If the problem persisted after service, obtaining statements from friends and family who can testify to your constant complaining about the problem following service can be helpful.
If your GERD diagnosis happened after leaving active duty, you might still qualify for benefits. Some causes of GERD can be attributed to activities performed during service, such as injuries or illness that led to a later onset of GERD. For example, you have a military service-linked condition that causes chronic coughing or obesity that could be connected to your GERD symptoms.
To apply for benefits for GERD as a primary disability, you will need to have a concrete diagnosis of your condition. You will need to submit copies of your medical records and test results. Your family, friends, and work colleagues can all submit statements about how your GERD symptoms limit your daily activities, including work.

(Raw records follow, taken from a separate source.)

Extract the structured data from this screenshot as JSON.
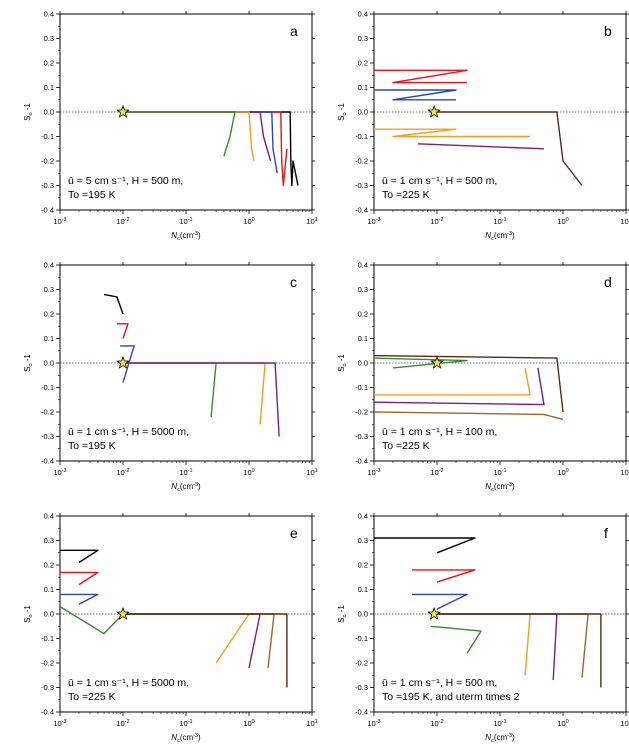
{
  "chart_data": [
    {
      "panel": "a",
      "type": "line",
      "ylabel": "S_o -1",
      "xlabel": "N_c(cm^-3)",
      "xscale": "log",
      "xlim": [
        0.001,
        10
      ],
      "ylim": [
        -0.4,
        0.4
      ],
      "annotation": [
        "ū = 5 cm s⁻¹, H = 500 m,",
        "To =195 K"
      ],
      "star": [
        0.01,
        0.0
      ],
      "series": [
        {
          "color": "#000000",
          "points": [
            [
              0.01,
              0
            ],
            [
              4.5,
              0
            ],
            [
              4.6,
              -0.2
            ],
            [
              4.8,
              -0.3
            ],
            [
              5,
              -0.2
            ],
            [
              6,
              -0.3
            ]
          ]
        },
        {
          "color": "#e01818",
          "points": [
            [
              0.01,
              0
            ],
            [
              3.2,
              0
            ],
            [
              3.3,
              -0.2
            ],
            [
              3.5,
              -0.3
            ],
            [
              4,
              -0.15
            ]
          ]
        },
        {
          "color": "#2a48b0",
          "points": [
            [
              0.01,
              0
            ],
            [
              2.3,
              0
            ],
            [
              2.4,
              -0.15
            ],
            [
              2.8,
              -0.25
            ]
          ]
        },
        {
          "color": "#7a1e80",
          "points": [
            [
              0.01,
              0
            ],
            [
              1.5,
              0
            ],
            [
              1.7,
              -0.1
            ],
            [
              2.2,
              -0.2
            ]
          ]
        },
        {
          "color": "#f0a020",
          "points": [
            [
              0.01,
              0
            ],
            [
              1,
              0
            ],
            [
              1.1,
              -0.15
            ],
            [
              1.2,
              -0.2
            ]
          ]
        },
        {
          "color": "#3a8a30",
          "points": [
            [
              0.01,
              0
            ],
            [
              0.6,
              0
            ],
            [
              0.5,
              -0.1
            ],
            [
              0.4,
              -0.18
            ]
          ]
        }
      ]
    },
    {
      "panel": "b",
      "type": "line",
      "ylabel": "S_o -1",
      "xlabel": "N_c(cm^-3)",
      "xscale": "log",
      "xlim": [
        0.001,
        10
      ],
      "ylim": [
        -0.4,
        0.4
      ],
      "annotation": [
        "ū = 1 cm s⁻¹, H = 500 m,",
        "To =225 K"
      ],
      "star": [
        0.009,
        0.0
      ],
      "series": [
        {
          "color": "#e01818",
          "points": [
            [
              0.001,
              0.17
            ],
            [
              0.03,
              0.17
            ],
            [
              0.002,
              0.12
            ],
            [
              0.03,
              0.12
            ]
          ]
        },
        {
          "color": "#2a48b0",
          "points": [
            [
              0.001,
              0.09
            ],
            [
              0.02,
              0.09
            ],
            [
              0.002,
              0.05
            ],
            [
              0.02,
              0.05
            ]
          ]
        },
        {
          "color": "#f0a020",
          "points": [
            [
              0.001,
              -0.07
            ],
            [
              0.02,
              -0.07
            ],
            [
              0.002,
              -0.1
            ],
            [
              0.3,
              -0.1
            ]
          ]
        },
        {
          "color": "#7a1e80",
          "points": [
            [
              0.005,
              -0.13
            ],
            [
              0.05,
              -0.14
            ],
            [
              0.5,
              -0.15
            ]
          ]
        },
        {
          "color": "#5a2a10",
          "points": [
            [
              0.01,
              0
            ],
            [
              0.8,
              0
            ],
            [
              1,
              -0.2
            ],
            [
              2,
              -0.3
            ]
          ]
        }
      ]
    },
    {
      "panel": "c",
      "type": "line",
      "ylabel": "S_o -1",
      "xlabel": "N_c(cm^-3)",
      "xscale": "log",
      "xlim": [
        0.001,
        10
      ],
      "ylim": [
        -0.4,
        0.4
      ],
      "annotation": [
        "ū = 1 cm s⁻¹, H = 5000 m,",
        "To =195 K"
      ],
      "star": [
        0.01,
        0.0
      ],
      "series": [
        {
          "color": "#000000",
          "points": [
            [
              0.005,
              0.28
            ],
            [
              0.008,
              0.27
            ],
            [
              0.01,
              0.2
            ]
          ]
        },
        {
          "color": "#e01818",
          "points": [
            [
              0.008,
              0.16
            ],
            [
              0.012,
              0.16
            ],
            [
              0.01,
              0.1
            ]
          ]
        },
        {
          "color": "#2a48b0",
          "points": [
            [
              0.009,
              0.07
            ],
            [
              0.015,
              0.07
            ],
            [
              0.01,
              -0.08
            ]
          ]
        },
        {
          "color": "#3a8a30",
          "points": [
            [
              0.01,
              0
            ],
            [
              0.3,
              0
            ],
            [
              0.25,
              -0.22
            ]
          ]
        },
        {
          "color": "#f0a020",
          "points": [
            [
              0.01,
              0
            ],
            [
              1.8,
              0
            ],
            [
              1.5,
              -0.25
            ]
          ]
        },
        {
          "color": "#7a1e80",
          "points": [
            [
              0.01,
              0
            ],
            [
              2.6,
              0
            ],
            [
              3,
              -0.3
            ]
          ]
        }
      ]
    },
    {
      "panel": "d",
      "type": "line",
      "ylabel": "S_o -1",
      "xlabel": "N_c(cm^-3)",
      "xscale": "log",
      "xlim": [
        0.001,
        10
      ],
      "ylim": [
        -0.4,
        0.4
      ],
      "annotation": [
        "ū = 1 cm s⁻¹, H = 100 m,",
        "To =225 K"
      ],
      "star": [
        0.01,
        0.0
      ],
      "series": [
        {
          "color": "#3a8a30",
          "points": [
            [
              0.001,
              0.02
            ],
            [
              0.03,
              0.01
            ],
            [
              0.002,
              -0.02
            ]
          ]
        },
        {
          "color": "#5a2a10",
          "points": [
            [
              0.001,
              0.03
            ],
            [
              0.8,
              0.02
            ],
            [
              1,
              -0.2
            ]
          ]
        },
        {
          "color": "#f0a020",
          "points": [
            [
              0.001,
              -0.13
            ],
            [
              0.3,
              -0.13
            ],
            [
              0.25,
              -0.02
            ]
          ]
        },
        {
          "color": "#7a1e80",
          "points": [
            [
              0.001,
              -0.16
            ],
            [
              0.5,
              -0.17
            ],
            [
              0.4,
              -0.02
            ]
          ]
        },
        {
          "color": "#9a6a28",
          "points": [
            [
              0.001,
              -0.2
            ],
            [
              0.5,
              -0.21
            ],
            [
              1,
              -0.23
            ]
          ]
        }
      ]
    },
    {
      "panel": "e",
      "type": "line",
      "ylabel": "S_o -1",
      "xlabel": "N_c(cm^-3)",
      "xscale": "log",
      "xlim": [
        0.001,
        10
      ],
      "ylim": [
        -0.4,
        0.4
      ],
      "annotation": [
        "ū = 1 cm s⁻¹, H = 5000 m,",
        "To =225 K"
      ],
      "star": [
        0.01,
        0.0
      ],
      "series": [
        {
          "color": "#000000",
          "points": [
            [
              0.001,
              0.26
            ],
            [
              0.004,
              0.26
            ],
            [
              0.002,
              0.21
            ]
          ]
        },
        {
          "color": "#e01818",
          "points": [
            [
              0.001,
              0.17
            ],
            [
              0.004,
              0.17
            ],
            [
              0.002,
              0.12
            ]
          ]
        },
        {
          "color": "#2a48b0",
          "points": [
            [
              0.001,
              0.08
            ],
            [
              0.004,
              0.08
            ],
            [
              0.002,
              0.04
            ]
          ]
        },
        {
          "color": "#3a8a30",
          "points": [
            [
              0.001,
              0.03
            ],
            [
              0.005,
              -0.08
            ],
            [
              0.01,
              0
            ]
          ]
        },
        {
          "color": "#f0a020",
          "points": [
            [
              0.01,
              0
            ],
            [
              1,
              0
            ],
            [
              0.3,
              -0.2
            ]
          ]
        },
        {
          "color": "#7a1e80",
          "points": [
            [
              0.01,
              0
            ],
            [
              1.5,
              0
            ],
            [
              1,
              -0.22
            ]
          ]
        },
        {
          "color": "#9a6a28",
          "points": [
            [
              0.01,
              0
            ],
            [
              2.5,
              0
            ],
            [
              2,
              -0.22
            ]
          ]
        },
        {
          "color": "#5a2a10",
          "points": [
            [
              0.01,
              0
            ],
            [
              4,
              0
            ],
            [
              4,
              -0.3
            ]
          ]
        }
      ]
    },
    {
      "panel": "f",
      "type": "line",
      "ylabel": "S_o -1",
      "xlabel": "N_c(cm^-3)",
      "xscale": "log",
      "xlim": [
        0.001,
        10
      ],
      "ylim": [
        -0.4,
        0.4
      ],
      "annotation": [
        "ū = 1 cm s⁻¹, H = 500 m,",
        "To =195 K, and uterm times 2"
      ],
      "star": [
        0.009,
        0.0
      ],
      "series": [
        {
          "color": "#000000",
          "points": [
            [
              0.001,
              0.31
            ],
            [
              0.04,
              0.31
            ],
            [
              0.01,
              0.25
            ]
          ]
        },
        {
          "color": "#e01818",
          "points": [
            [
              0.004,
              0.18
            ],
            [
              0.04,
              0.18
            ],
            [
              0.01,
              0.13
            ]
          ]
        },
        {
          "color": "#2a48b0",
          "points": [
            [
              0.004,
              0.08
            ],
            [
              0.03,
              0.08
            ],
            [
              0.01,
              0.02
            ]
          ]
        },
        {
          "color": "#3a8a30",
          "points": [
            [
              0.008,
              -0.05
            ],
            [
              0.05,
              -0.07
            ],
            [
              0.03,
              -0.16
            ]
          ]
        },
        {
          "color": "#f0a020",
          "points": [
            [
              0.01,
              0
            ],
            [
              0.3,
              0
            ],
            [
              0.25,
              -0.25
            ]
          ]
        },
        {
          "color": "#7a1e80",
          "points": [
            [
              0.01,
              0
            ],
            [
              0.8,
              0
            ],
            [
              0.7,
              -0.27
            ]
          ]
        },
        {
          "color": "#9a6a28",
          "points": [
            [
              0.01,
              0
            ],
            [
              2.5,
              0
            ],
            [
              2,
              -0.26
            ]
          ]
        },
        {
          "color": "#5a2a10",
          "points": [
            [
              0.01,
              0
            ],
            [
              4,
              0
            ],
            [
              4,
              -0.3
            ]
          ]
        }
      ]
    }
  ]
}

Finally, you will need to be able to prove that GERD is linked to your military service. You will need a medical nexus letter. This is a report from a doctor concluding that your disability is caused by your military service, along with the reasons to support the conclusion.
If you are applying for secondary benefits for GERD, you will need to show a connection to your primary disability. If the VA accepts your claim, they will assign additional benefits based on the VA’s Combined Ratings Tables calculations. You will get a new monthly payment based on the combined ratings of GERD and prior disabilities.